Masking is not female specific, but does seem to be performed, on average, more often by females than males. In a study evaluating camouflaging in autistics, it was observed that autistic girls camouflage their social difficulties on the playground at a higher rate than autistic boys. Because of this, these girls were frequently not seen as struggling socially, leading to them being undiagnosed. Many of the women who aren’t diagnosed with autism until later in life exhibit above average intelligence, potentially supporting their exceptional ability to mask their autistic traits.

Masking provides autistic girls and women the ability to better maintain relationships, make friends, build successful careers, and avoid bullying. But it also comes at a great cost.
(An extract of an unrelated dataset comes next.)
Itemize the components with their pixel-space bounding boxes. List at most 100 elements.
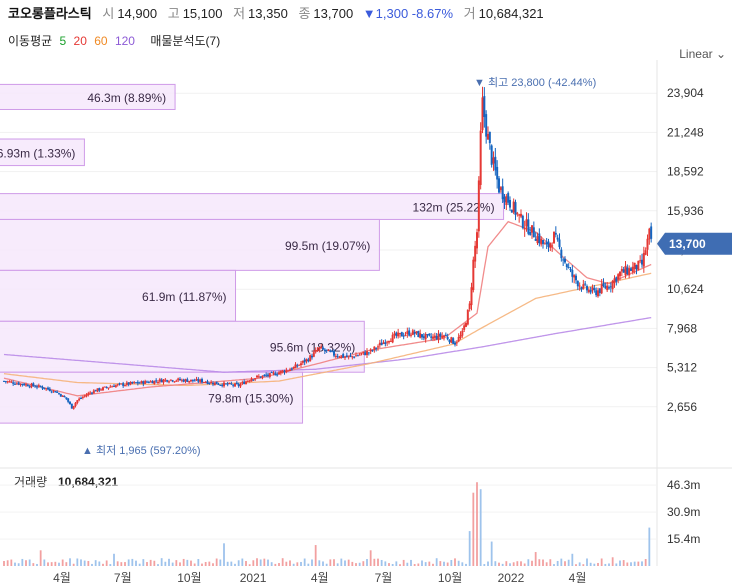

The strategies for masking tend to be very mentally exhausting. Because masking requires so much cognitive effort, frequent masking often leads to increased stress, anxiety, depression, and meltdowns/shutdowns. It can also negatively impact one’s identity.

I often find that people are surprised to hear that I am autistic and I think a lot of this has to do with my ability to mask. My masking of my autistic traits has allowed me to be successful in school and extracurriculars, but it has also led to depression and anxiety disorders. I imagine masking was also a major factor in my late autism diagnosis at the age of 22.

When first evaluating myself for autism, before my official evaluation by a psychologist, I took many tests related to autism. One of the tests I took is called the Camouflaging Autistic Traits Questionnaire (CAT-Q). It was developed by Laura Hill in 2018 as a way of measuring camouflaging behaviors. It evaluates strategies such as compensation, masking, and assimilation. Higher scores indicate a greater prevalence of masking behaviors.

My total score was 147 with subsection scores of 53 in compensation, 44 in masking, and 50 in assimilation.

My results from this test weren’t surprising to me. I think these scores also make a lot of sense for my depression and anxiety disorders as high CAT-Q scores like mine correlate with social anxiety and depression.

When I had first learned of masking in autism, I remember being surprised that everyone else wasn’t doing what I was doing. I’ve known I was different for a long time, but I often didn’t quite pick up on why. Now I recognize that there are many ways in which I mask my autistic traits. For example, I always have a list of stories that I can tell new people that I know will make them laugh because I can’t rely on myself to come up with good small talk. I usually make eye contact, but as my stress or anxiety level increases, it becomes a lot harder and takes a lot of cognitive effort. Still, I force myself to do it in social situations. I struggle with hugs most of the time, and really only like getting hugs from my mom or sister under certain conditions. Despite this, I allow people to hug me without complaint because I know I am supposed to per the rules of social engagement.

All of my masking combined ends up requiring so much effort. It’s part of the reason why I find social outings so exhausting. It is ultimately a response to trauma, a response to the negative consequences of not being socially acceptable.

But as much as masking is a trauma response and has negative impacts such as anxiety and depression, I find it is also important to address some of the privilege that goes hand-in-hand with being able to mask well. Although masking is fluid and its level of believability often fluctuates between different scenarios and levels of stress, some autistic individuals are more capable of masking than others. This ability to mask can literally save their lives in a world such as this when autistic traits can be deemed enough cause for brutal police force, as in the case of Troy Canales.

The discussion of masking versus not masking is where the importance of autism acceptance and the neurodiversity movement becomes so vital. In the present world, both masking and non-masking autistic people face incredible harm. Until our society embraces neurodiversity in a way that can simultaneously accomodate and accept the autistic community, we will never know what autism without trauma looks like.

I will probably always feel a need to mask, whether at work, school, or even the grocery store, but my hope is that I can practice decreasing my use of masking with family and friends. It’s not a switch I can turn on and off, but I think being open about being autistic is a good place to start.